What Is A Dojo?

The word dojo means “Place of the way”
(道場) it is the term used for a place where martial arts are taught. In many places this is a room in a gymnasium or a community centre. The purpose of a dojo is to provide a place to learn either through normal classes or via seminars (called gashuku,合宿). 

A traditional dojo is building in its own right, in Japan it is sometimes in the grounds of a shrine, but regardless of this the areas of a dojo are the same . 

A dojos name traditionally is given by a senior instructor it often describes its location or a feature such as a river or a mountain often ending in kan (館 meaning place or hall).

The centre of the Dojo is called the Enbujo (演舞場, Demonstration Field) or Keikojo (稽古場 Practice Area), this area is usually covered in mats called tatami 畳. The Areas of the Dojo can be also related to the five elements of chinese philosophy. The centre is represented by Tsuchi (土  Earth) embodying the quality of honesty.

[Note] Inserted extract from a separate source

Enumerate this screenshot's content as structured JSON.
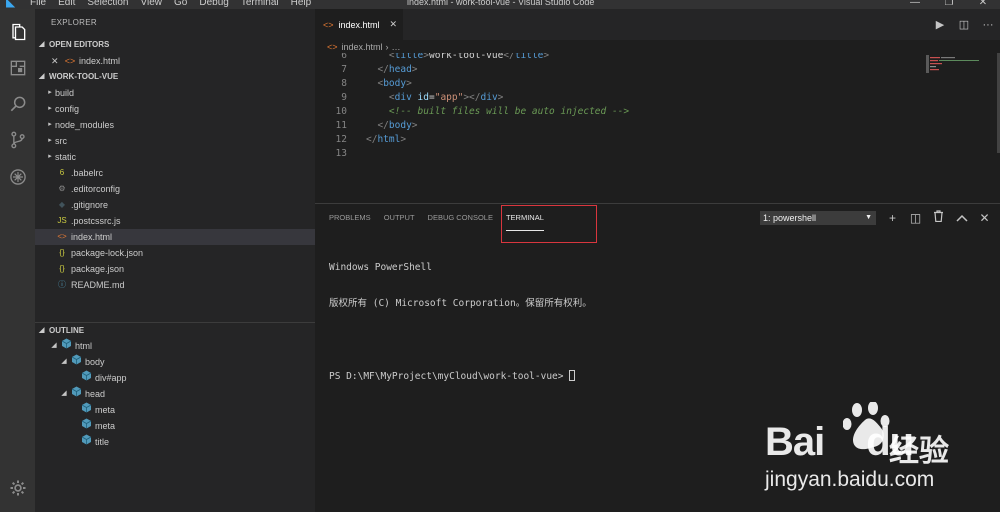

The front (Shomen 正面) is the area is called the Kamiza (Heaven Seat 上座), this is where the Sensei (teacher 先生) sits to begin and end a class.  It is also where honoured guests sit. The front/ North is represented by Mizo(水 Water) embodying the quality of Sagacity. 

The shomen may have a number of features, in Aikido there is a picture of the founder taking the central place. This is to show respect to the memory of the founder.

This is also often where the kami dana (神棚god shelf) is situated.

And the back of the dojo is the Shimoza (lower seat 下座) where the gakusei (students 学生) sit. The back/ South is represented by Hi (火 Fire) embodying the quality of Intellect. 

The rear is also where the Genkan (玄関) is usually situated. This is the entrance foyer in Japan it is often where outdoor shoes are left.

The Left side  of the dojo is the Shimono Seki (下関 lower Side) this is where the lower rank students sit. This is the west side of the dojo represented by the element Kin (金 Metal) representing rectitude. 

The Right side  of the dojo is the Jo Seki (上席 upper Seat) this is where the higher rank students sit. This is the east side of the dojo represented by the element Muko (木 Wood) representing clarity. 

Often a dojo will have a calligraphy Scroll on the wall with the kanji for aikido or the dojo name, this is called a kake jiku/ kake mono (掛け軸). A dojo may also have a name board listing the members and instructors this is called a nafuda kake (名札掛け).

Tokonoma (床の間), or simply toko (), is a built-in recessed space in a Japanese style room, in which items for artistic appreciation are displayed. In English, a tokonoma could be called an alcove.

The items usually displayed in a tokonoma are calligraphic or pictorial scrolls and an arrangement of flowers. Bonsai and okimono are also sometimes displayed there.

In some places this also contains the Kami Dana.

The kami dana is found at the front of the dojo often in an alcove, for traditional shrine dojos. and are miniature household altars provided to enshrine a Shinto kami. 

The kamidana is typically placed high on a wall and contains a wide variety of items related to Shinto-style ceremonies, the most prominent of which is the shintai  (神体, an object meant to house a chosen kami), thus giving it a physical form to allow worship.